А вечером в жилой зоне под деревянным крашеным грибком буду играть в шахматы с бывшим бургомистром Краснодона Стеценко. Антигерой моего детства, теперь дряхлый старик — вот он, напротив меня. Привидение! Он одного не может себе простить: что по просьбе сына всем будущим «молодогвардейцам» выбил освобождение от работ в Германии. Не выбил бы, не было бы никакого Фадеева с его романом, а сам он, Стеценко, давно бы уже вышел по амнистии, потому что кровавых дел за ним не числится, хозяйством занимался. Ему подобных давно освободили, а он подыхай тут… Так и случилось — в зоне умер.

О встречах в лагере с антигероями фадеевского романа я написал в девяносто втором году в журнале «Москва» и через некоторое время получил длинное письмо от того самого сына краснодонского бургомистра, который, будучи близким другом молодогвардейца Земнухова, выхлопотал у отца всем земнуховским друзьям освобождение от «остарбайтер». О судьбе своего отца он ничего не знал. Длинно высказывал свою пожизненную обиду на Земнухова, который не доверился, не посвятил его в «молодогвардейские» дела, но только использовал…

«Молодогвардейцев» покидали в шурфы. Овода расстреляли. Джона Брауна повесили…

Да, истории о государственных и государевых людях читались в детстве с особым интересом, с хорошей завистью ко всему, что свершалось во благо людей независимо от характера эпохи. И себя видел делателем и никогда «протестантом», бунтовщиком или уж тем более «лишним человеком».

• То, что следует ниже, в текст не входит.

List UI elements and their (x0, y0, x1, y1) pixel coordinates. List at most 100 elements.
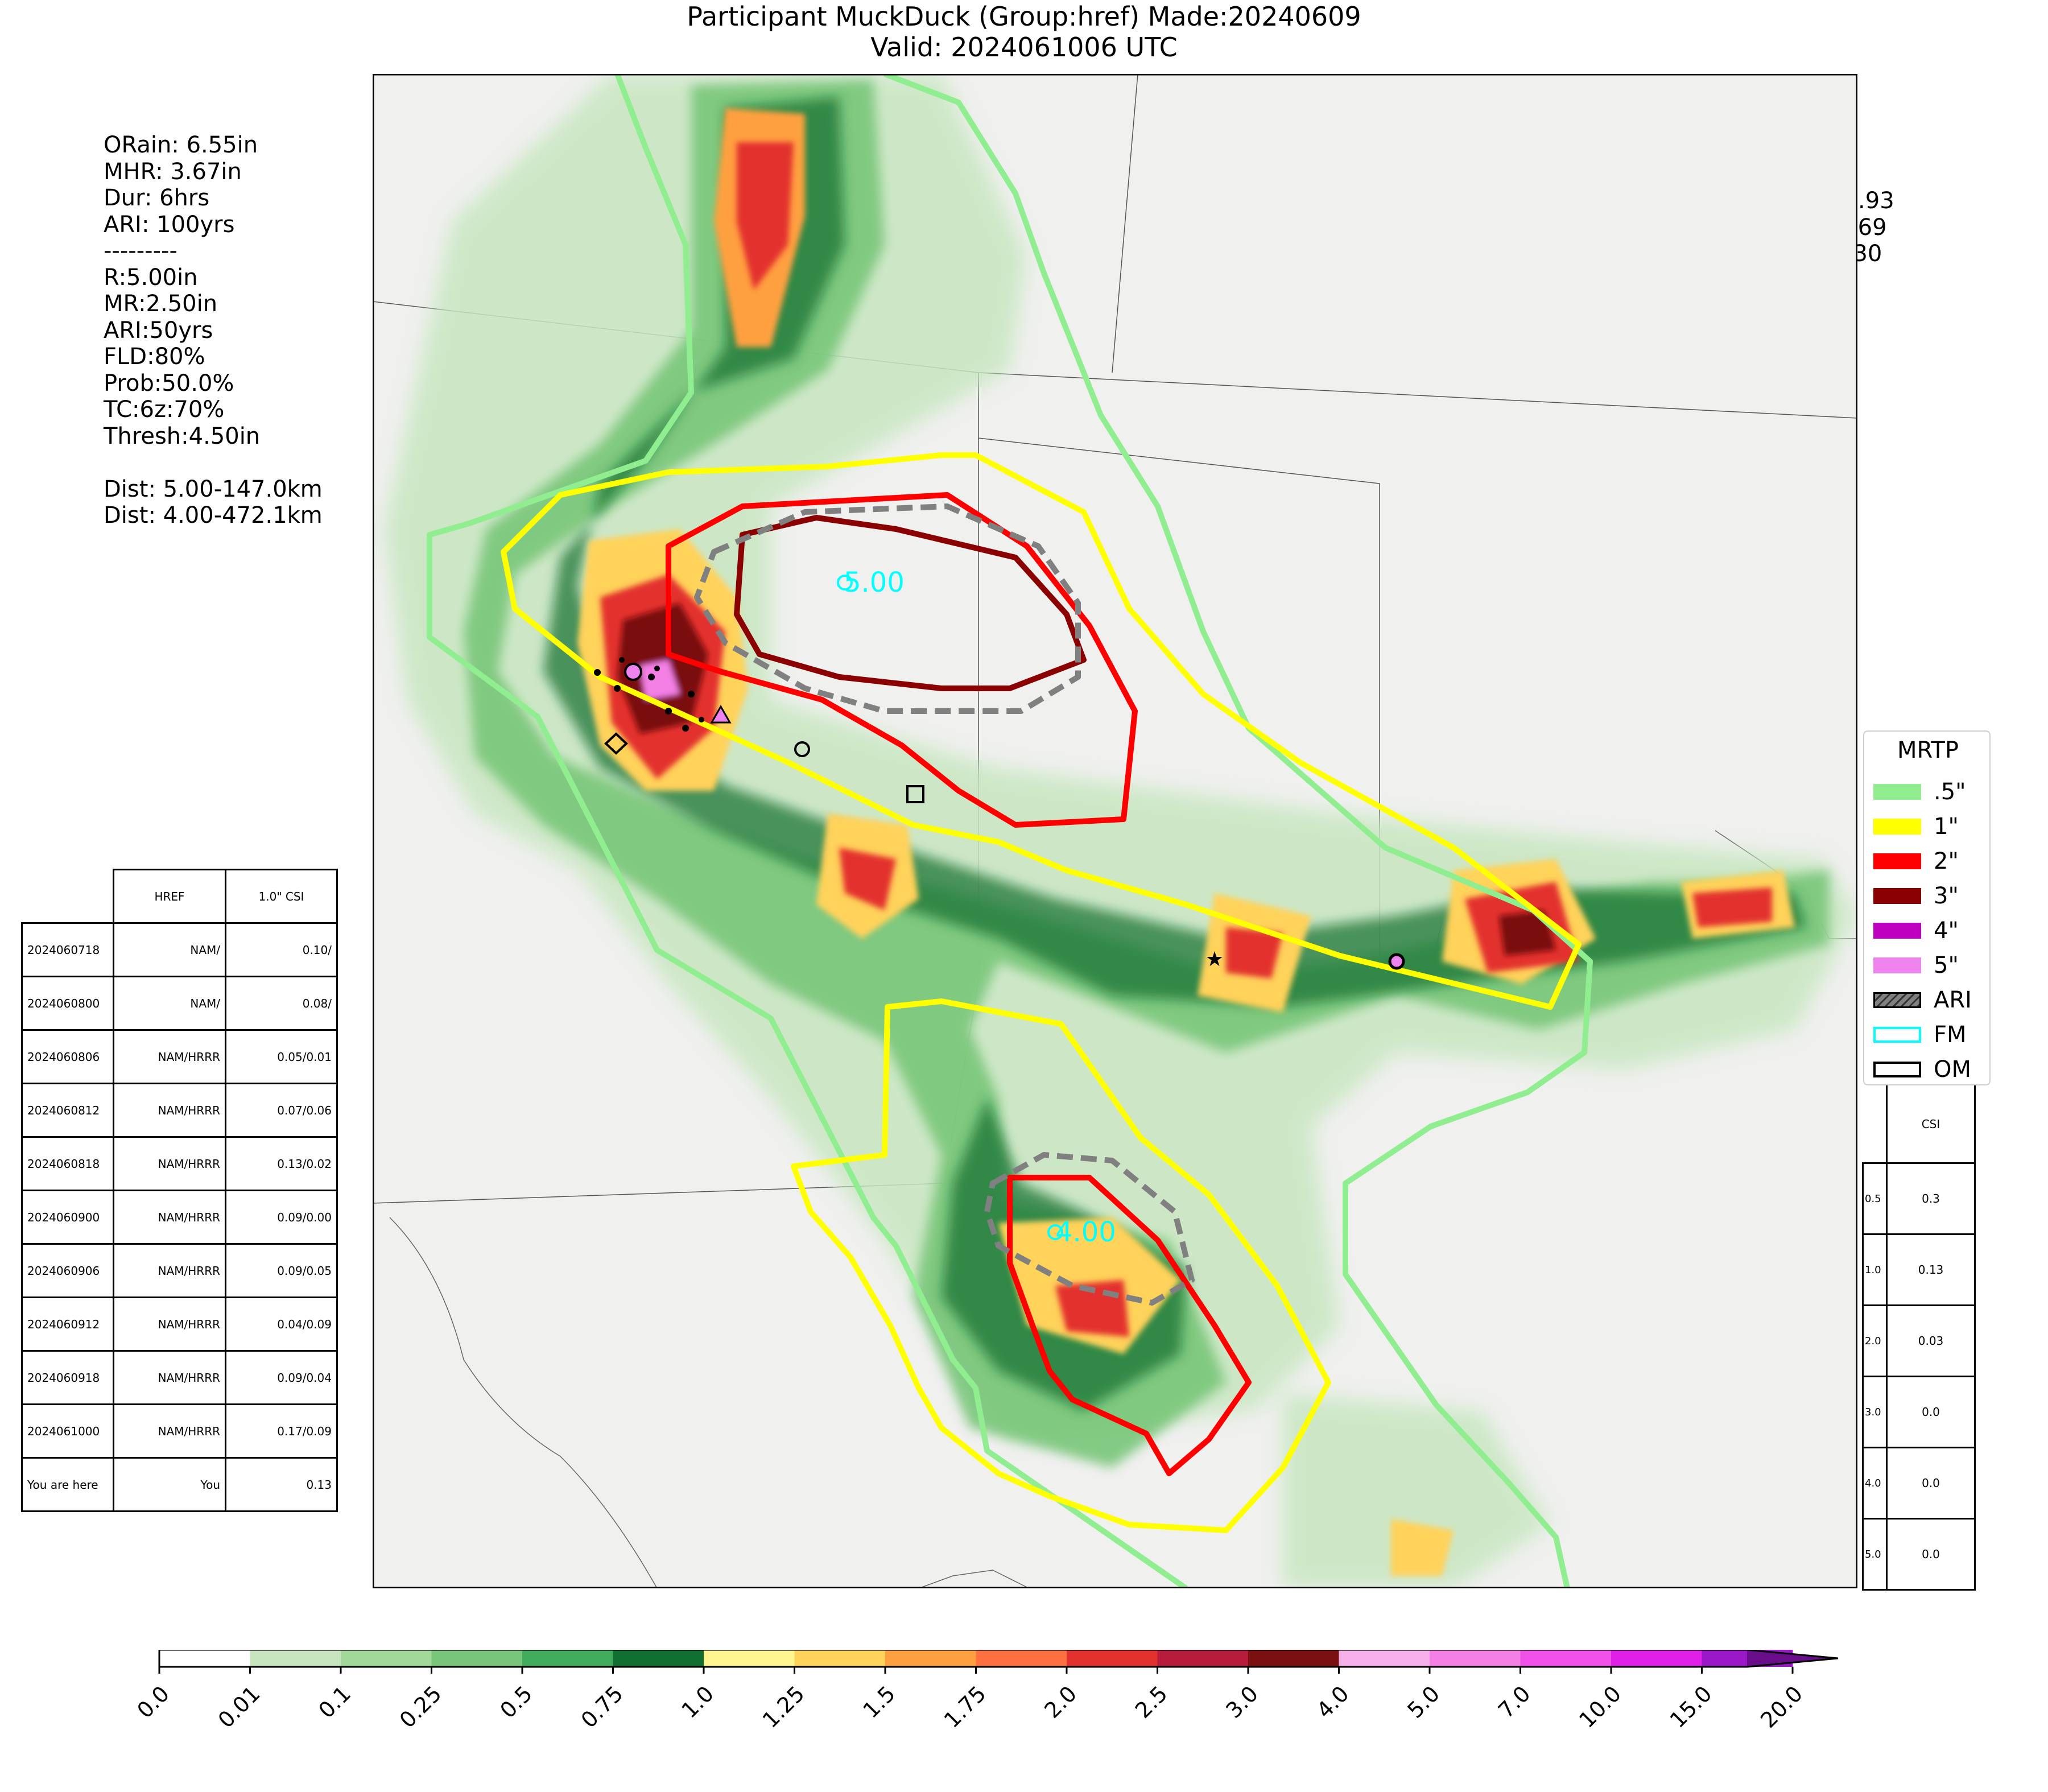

Но истории о борцах за правое дело и за него же погибающих, знать, в какую-то особую нишу души западали на долгое сохранение, чтобы быть востребованными по первому зову…

Когда в пятьдесят шестом, после лукавых хрущевских откровений, впервые почувствовал себя выпадающим из общего строя и настроя, тогда-то вдруг джинн бунта и протеста, высвободившийся из той, потаенной, ниши, заговорил во мне языком Овода: «Клятвы — чепуха. Не они связывают человека. Если вами овладела идея — это все!»

Тогда-то и начались двоения, основательно измотавшие.

…Как любить мне Тебя, непонятную?Как мне мстить, не поранив Тебя?..

Беспомощности своего рифмоплетства всегда стыдился, но это был способ своеобразного проговорения проблемы-боли, после которого легчало. Ведь еще предстояло умыкнуться от другой проблемы, не менее чреватой духовным распадом. Предельно точно выраженной я нашел ее в одной строке Байрона, хотя эта строка в общем-то не о том…

My very love tо Thee is hate tо them.

(Моя любовь к Тебе — это ненависть к ним.)

Любовь что? Она в душе да душевных помыслах. А ненависть, она ведь, прямо скажем, в руках. Действия, продиктованные зудом ненависти в ладонях, могут первую часть байроновского уравнения свести до призрачного состояния.

А «выпадение» меж тем углублялось и усугублялось, и психология «человека подполья» уже выстраивала свою систему ценностей и интересов. Интересы и ценности сами по себе были в меру и правильными, и праведными, а поскольку еще и шли вразрез с общепринятыми, то многое легковесное и легкомысленное в характере автоматически вычищалось.

И подлинным везением в этом смысле было мое «попадание» в 1965 году в военно ориентированную организацию Игоря Огурцова. Редактирование жизненного стиля происходило в «солдатском» направлении, а не просто в диссидентском. Все личное, не исчезая, отступало на вторые планы, выдвигая на первые дисциплину и духовно-идейно ориентированную целесообразность суждений и поступков.